Presently known smart transmitter's operating and configuration programs are normally stored in a Read Only Memory (ROM). The operating and configuration instructions loaded in the ROM characterize the process transmitter and defines its functionality. The term characterize is used in this invention to describe the character of the device. Or that which operationally distinguishes the process transmitter from other process transmitters, such as a transmitter that senses and transmits pressure signals from a transmitter that senses and transmits flow signals. The term functionality is defined as the operating behavior of the process transmitter within its character role, such as in a temperature transmitter, the frequency that a temperature sensor is polled by the transmitter to gather process variable data, or in a multi-variable transmitter, the algorithmic routines used to derive and calculate a manipulated variable from one or more process variables sensed and collected. The ROM is programmed and assembled into the transmitter at the time of manufacture. In order to change a transmitter's character and functionality, the transmitter has to be removed from the process, opened, and the ROM physically removed and replaced with a new ROM.
This has many undesirable consequences. First, the removal of the transmitter effectively stops the monitoring and collection of the variables associated with that portion of the process.

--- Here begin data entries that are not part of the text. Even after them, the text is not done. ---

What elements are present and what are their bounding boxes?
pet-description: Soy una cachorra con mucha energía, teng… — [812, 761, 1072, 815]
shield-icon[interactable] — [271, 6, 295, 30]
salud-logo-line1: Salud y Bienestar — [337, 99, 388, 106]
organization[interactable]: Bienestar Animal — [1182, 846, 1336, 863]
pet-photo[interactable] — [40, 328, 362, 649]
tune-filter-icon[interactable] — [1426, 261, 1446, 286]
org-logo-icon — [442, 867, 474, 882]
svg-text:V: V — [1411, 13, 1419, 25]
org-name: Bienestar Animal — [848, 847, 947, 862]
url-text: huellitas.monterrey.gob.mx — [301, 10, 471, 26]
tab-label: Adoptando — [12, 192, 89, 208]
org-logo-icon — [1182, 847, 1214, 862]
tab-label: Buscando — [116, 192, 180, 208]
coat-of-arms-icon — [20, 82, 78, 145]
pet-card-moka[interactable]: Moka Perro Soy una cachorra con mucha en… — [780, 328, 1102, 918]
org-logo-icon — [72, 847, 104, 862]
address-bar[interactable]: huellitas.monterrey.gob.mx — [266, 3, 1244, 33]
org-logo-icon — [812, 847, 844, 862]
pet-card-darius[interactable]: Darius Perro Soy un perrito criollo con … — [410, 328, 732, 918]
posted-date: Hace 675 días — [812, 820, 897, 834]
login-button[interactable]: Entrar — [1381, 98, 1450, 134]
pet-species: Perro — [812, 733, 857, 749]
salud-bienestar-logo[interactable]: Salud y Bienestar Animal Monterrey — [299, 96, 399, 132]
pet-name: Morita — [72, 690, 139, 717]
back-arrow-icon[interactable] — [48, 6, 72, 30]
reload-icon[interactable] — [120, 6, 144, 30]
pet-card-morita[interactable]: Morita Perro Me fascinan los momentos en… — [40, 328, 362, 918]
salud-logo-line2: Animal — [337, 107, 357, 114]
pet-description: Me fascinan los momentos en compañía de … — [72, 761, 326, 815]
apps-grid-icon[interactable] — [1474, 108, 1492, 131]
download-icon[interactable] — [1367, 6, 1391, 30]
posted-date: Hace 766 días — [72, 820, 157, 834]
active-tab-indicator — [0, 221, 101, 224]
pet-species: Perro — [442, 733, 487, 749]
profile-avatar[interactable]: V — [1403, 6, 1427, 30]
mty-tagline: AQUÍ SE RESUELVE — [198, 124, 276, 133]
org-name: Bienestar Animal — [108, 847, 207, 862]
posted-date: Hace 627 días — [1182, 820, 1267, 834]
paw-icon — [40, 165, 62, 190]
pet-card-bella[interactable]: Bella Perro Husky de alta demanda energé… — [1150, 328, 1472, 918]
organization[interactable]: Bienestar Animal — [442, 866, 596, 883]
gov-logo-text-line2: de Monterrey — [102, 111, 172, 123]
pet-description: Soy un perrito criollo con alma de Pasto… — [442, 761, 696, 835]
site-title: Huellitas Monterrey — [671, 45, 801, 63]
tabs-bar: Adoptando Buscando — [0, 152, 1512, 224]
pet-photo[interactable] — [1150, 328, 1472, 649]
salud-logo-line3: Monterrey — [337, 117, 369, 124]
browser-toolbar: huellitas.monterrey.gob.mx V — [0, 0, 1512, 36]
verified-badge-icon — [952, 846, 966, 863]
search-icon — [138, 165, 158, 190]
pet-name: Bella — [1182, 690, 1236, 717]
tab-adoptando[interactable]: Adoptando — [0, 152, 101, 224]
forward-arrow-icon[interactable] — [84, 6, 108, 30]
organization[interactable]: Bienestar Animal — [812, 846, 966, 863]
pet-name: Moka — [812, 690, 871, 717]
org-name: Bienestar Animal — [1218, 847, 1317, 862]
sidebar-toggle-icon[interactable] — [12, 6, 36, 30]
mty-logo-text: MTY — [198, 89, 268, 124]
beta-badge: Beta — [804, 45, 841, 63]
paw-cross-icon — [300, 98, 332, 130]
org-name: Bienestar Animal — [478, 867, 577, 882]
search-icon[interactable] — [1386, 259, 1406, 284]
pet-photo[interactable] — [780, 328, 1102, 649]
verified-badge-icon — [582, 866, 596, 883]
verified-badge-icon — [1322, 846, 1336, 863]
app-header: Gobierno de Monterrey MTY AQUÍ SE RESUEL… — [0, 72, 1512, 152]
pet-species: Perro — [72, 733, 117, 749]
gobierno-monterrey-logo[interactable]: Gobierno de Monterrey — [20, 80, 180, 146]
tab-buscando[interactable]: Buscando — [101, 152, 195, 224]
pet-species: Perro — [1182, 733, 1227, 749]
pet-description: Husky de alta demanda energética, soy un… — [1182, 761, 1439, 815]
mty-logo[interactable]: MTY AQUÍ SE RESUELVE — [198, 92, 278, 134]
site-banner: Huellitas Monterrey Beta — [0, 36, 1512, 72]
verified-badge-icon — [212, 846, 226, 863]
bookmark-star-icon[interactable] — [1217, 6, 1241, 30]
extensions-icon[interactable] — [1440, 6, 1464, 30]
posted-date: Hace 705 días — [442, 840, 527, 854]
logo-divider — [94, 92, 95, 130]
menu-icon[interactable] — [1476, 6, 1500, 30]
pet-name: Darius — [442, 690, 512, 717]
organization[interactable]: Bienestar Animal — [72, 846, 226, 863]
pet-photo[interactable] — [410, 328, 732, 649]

If these process variables are critical to the product being produced, the loss of this information may necessitate the temporary shut-down of the manufacturing or industrial process. This may a have a negative economic impact on the manufacturer due to the loss of production and the cost of starting-up production again. Second, the opening of the transmitter and physical replacement of the ROM has inherent dangers in the potential damage to the electronic and electrical components and circuits of the device. Static electrical discharges and undo mechanical strain and other dangers associated with physically handling sensitive low-power electrical devices can leave these devices non-functional, requiring replacement of the damaged circuits or devices or replacement of the entire transmitter.

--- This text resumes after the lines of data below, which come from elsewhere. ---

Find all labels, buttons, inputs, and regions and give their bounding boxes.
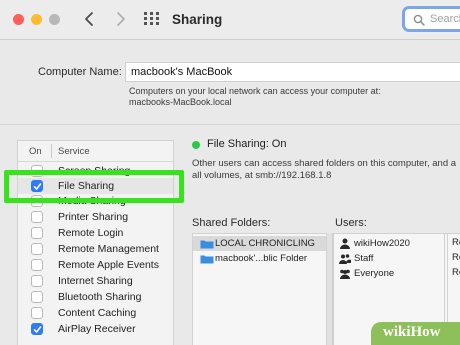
user-name: Everyone <box>354 268 395 279</box>
local-hostname: macbooks-MacBook.local <box>129 97 232 107</box>
service-row[interactable]: File Sharing <box>18 178 173 194</box>
column-header-on: On <box>29 146 42 157</box>
network-address-note: Computers on your local network can acce… <box>129 86 381 96</box>
search-icon <box>413 14 425 26</box>
forward-button[interactable] <box>108 7 132 31</box>
service-row[interactable]: Screen Sharing <box>18 163 173 179</box>
service-checkbox[interactable] <box>31 323 43 335</box>
checkmark-icon <box>33 183 42 190</box>
zoom-window-button[interactable] <box>49 14 60 25</box>
user-item[interactable]: Staff <box>334 251 447 266</box>
service-label: Printer Sharing <box>58 211 129 223</box>
group-icon <box>340 269 350 279</box>
watermark: wikiHow <box>371 322 460 345</box>
service-checkbox[interactable] <box>31 291 43 303</box>
status-info-line1: Other users can access shared folders on… <box>192 158 457 169</box>
service-checkbox[interactable] <box>31 259 43 271</box>
folder-icon <box>200 240 214 249</box>
service-label: Screen Sharing <box>58 165 131 177</box>
status-indicator <box>192 141 200 149</box>
service-checkbox[interactable] <box>31 195 43 207</box>
computer-name-label: Computer Name: <box>38 66 122 78</box>
column-header-divider <box>51 144 52 158</box>
header-divider <box>18 161 173 162</box>
column-header-service: Service <box>58 146 90 157</box>
service-checkbox[interactable] <box>31 227 43 239</box>
status-text: File Sharing: On <box>207 138 287 150</box>
service-row[interactable]: AirPlay Receiver <box>18 321 173 337</box>
service-checkbox[interactable] <box>31 275 43 287</box>
service-label: Internet Sharing <box>58 275 133 287</box>
shared-folder-label: LOCAL CHRONICLING <box>215 238 315 249</box>
service-label: Bluetooth Sharing <box>58 291 142 303</box>
shared-folders-list: LOCAL CHRONICLING macbook'...blic Folder <box>192 233 327 345</box>
shared-folders-label: Shared Folders: <box>192 217 271 229</box>
service-checkbox[interactable] <box>31 211 43 223</box>
privilege-value[interactable]: Re <box>452 237 460 248</box>
close-window-button[interactable] <box>13 14 24 25</box>
privilege-value[interactable]: Re <box>452 252 460 263</box>
service-row[interactable]: Bluetooth Sharing <box>18 289 173 305</box>
minimize-window-button[interactable] <box>31 14 42 25</box>
service-label: Media Sharing <box>58 195 126 207</box>
service-label: Remote Apple Events <box>58 259 159 271</box>
user-name: wikiHow2020 <box>354 238 410 249</box>
window-title: Sharing <box>172 12 223 27</box>
service-checkbox[interactable] <box>31 243 43 255</box>
computer-name-value: macbook's MacBook <box>131 66 233 78</box>
title-bar: Sharing Search <box>0 0 460 40</box>
shared-folder-item[interactable]: LOCAL CHRONICLING <box>193 236 326 251</box>
shared-folder-label: macbook'...blic Folder <box>215 253 308 264</box>
search-field[interactable]: Search <box>402 6 460 32</box>
service-label: Content Caching <box>58 307 137 319</box>
service-row[interactable]: Remote Management <box>18 241 173 257</box>
shared-folder-item[interactable]: macbook'...blic Folder <box>193 251 326 266</box>
status-info-line2: all volumes, at smb://192.168.1.8 <box>192 170 332 181</box>
service-row[interactable]: Internet Sharing <box>18 273 173 289</box>
service-checkbox[interactable] <box>31 307 43 319</box>
back-button[interactable] <box>78 7 102 31</box>
service-label: Remote Management <box>58 243 159 255</box>
service-row[interactable]: Printer Sharing <box>18 209 173 225</box>
user-icon <box>340 238 350 249</box>
service-label: AirPlay Receiver <box>58 323 136 335</box>
service-label: Remote Login <box>58 227 124 239</box>
service-row[interactable]: Remote Login <box>18 225 173 241</box>
chevron-right-icon <box>117 12 125 26</box>
folder-icon <box>200 255 214 264</box>
section-divider <box>0 124 460 125</box>
privilege-value[interactable]: Re <box>452 267 460 278</box>
chevron-left-icon <box>85 12 93 26</box>
service-row[interactable]: Media Sharing <box>18 193 173 209</box>
group-icon <box>339 254 351 264</box>
user-item[interactable]: Everyone <box>334 266 447 281</box>
services-list: On Service Screen Sharing File Sharing Med… <box>17 140 174 345</box>
service-row[interactable]: Remote Apple Events <box>18 257 173 273</box>
user-item[interactable]: wikiHow2020 <box>334 236 447 251</box>
users-label: Users: <box>335 217 367 229</box>
show-all-grid-icon[interactable] <box>144 12 160 26</box>
user-name: Staff <box>354 253 374 264</box>
computer-name-field[interactable]: macbook's MacBook <box>125 62 460 82</box>
search-placeholder: Search <box>430 13 460 25</box>
service-checkbox[interactable] <box>31 165 43 177</box>
service-checkbox[interactable] <box>31 180 43 192</box>
checkmark-icon <box>33 326 42 333</box>
service-label: File Sharing <box>58 180 115 192</box>
watermark-text: wikiHow <box>383 324 441 340</box>
service-row[interactable]: Content Caching <box>18 305 173 321</box>
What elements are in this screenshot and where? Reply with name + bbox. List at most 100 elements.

An apparatus for configuring a smart transmitter is taught by U.S. Pat. No. 5,083,288, to Somlyody et al. This invention teaches an apparatus for configuring a smart transmitter that uses switches to configure the transmitter to perform various functions. The transmitter includes a program and an apparatus for cycling through the program to set various conditions, including a range of operation and selection of one of many possible remote sensors. The program includes two portions, each of which can be entered by a user-manipulated switch. Each portion of the program can be cycled through, and as selected portions of the program are reached, a selected parameter can be set into the microprocessor as a permanent operating condition. The set operating conditions can be set or reset at any time by cycling through the program in accordance with the set protocol.
The apparatus and method described above has limitations in that any configuration programs that changes the functionality of the device has to be loaded initially into the transmitter at the time of manufacture, thereby limiting its functionality to the operating characteristics that have been previously loaded. Additionally, there are no provisions in the initial programming that can change the character of the transmitter.